Torpedo-like, but with a retractable blue fin, the tuna’s exposed musculature was still a bright oxygen-rich red, as pre-rigor mortis aging had taken place. Decapitated and tailless, it resembled a giant mackerel to which the bluefin tuna is a distant cousin. We were told that this tuna was some 14 years old, middle-aged and, like all of its predatory brethren, could attain speeds of upwards of 50 miles per hour. An army of fish butchers had assembled to methodically break down the mighty bluefin, first separating the top loin from the luscious underbelly then quartering it and slicing it into gigantic steaks.
A $10,000 saber-like knife was used to split the body, the chef/samurai/swordsman mounting the table in order to obtain the proper angle with which to make his surgical incisions. Spoons were then employed to scrape the meat away from the vertebrae and rib bones to be packaged as tuna tartare. The meat was then categorized into "o-toro," the fattiest most desirable cuts from the belly or the slightly less fatty "chu toro." At $69 per pound for o-toro, it was a veritable bargain, especially after adding in the cost savings of not having flown to Tokyo. The collar was auctioned off to be broiled or made into soup. Large steaks were on offer alongside smaller slices which were used as neta (topping) for nigiri sushi (hand-formed oblong sushi). Virtually nothing was wasted.
The feeding frenzy among the crowd, including yours truly, had reached fever pitch as the cashiers could not Saran Wrap the beautiful tuna loins fast enough to keep up with consumer demand. I greedily took my o-toro, some real wasabi and some soy sauce I purloined from another food stall and devoured it like a shark on the ledge of a nearby planter as no seats or tables were available. At the risk of sounding trite, the o-toro literally melted in my mouth.

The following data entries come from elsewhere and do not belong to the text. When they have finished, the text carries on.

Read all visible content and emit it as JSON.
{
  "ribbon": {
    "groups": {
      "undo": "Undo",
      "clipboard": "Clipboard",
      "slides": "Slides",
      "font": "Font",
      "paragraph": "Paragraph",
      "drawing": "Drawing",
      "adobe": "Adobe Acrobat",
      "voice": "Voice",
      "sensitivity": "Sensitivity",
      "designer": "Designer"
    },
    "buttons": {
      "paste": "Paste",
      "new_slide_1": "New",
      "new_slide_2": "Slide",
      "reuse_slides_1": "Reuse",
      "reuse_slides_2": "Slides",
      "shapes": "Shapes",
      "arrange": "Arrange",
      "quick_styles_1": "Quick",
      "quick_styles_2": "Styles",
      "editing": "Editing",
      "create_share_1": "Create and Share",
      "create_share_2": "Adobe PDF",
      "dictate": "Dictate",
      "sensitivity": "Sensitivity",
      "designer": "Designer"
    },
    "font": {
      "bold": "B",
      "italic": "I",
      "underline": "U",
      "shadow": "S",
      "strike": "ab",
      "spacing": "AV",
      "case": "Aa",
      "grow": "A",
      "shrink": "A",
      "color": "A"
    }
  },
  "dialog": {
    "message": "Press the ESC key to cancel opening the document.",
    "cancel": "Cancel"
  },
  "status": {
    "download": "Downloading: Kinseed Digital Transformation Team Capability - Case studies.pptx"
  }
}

Although the spectacle was more surreal than funereal, I could not help but feel somewhat remorseful about the tuna afterward. I was comforted by the great amount of reverence, admiration, and respect that was shown to the creature at the demonstration and the fact that every piece was consumed by the one predator that even the bluefin could not contend with.
Ever mindful of the depletion of the ocean and the bluefin population in particular that has been wrought by over-fishing, I thought of Hemingway’s Old Man and the Sea. Though describing a marlin, the following quote could just as easily be applied to the great bluefin tuna: "There is no one worthy of eating him from the manner of his behavior and his great dignity."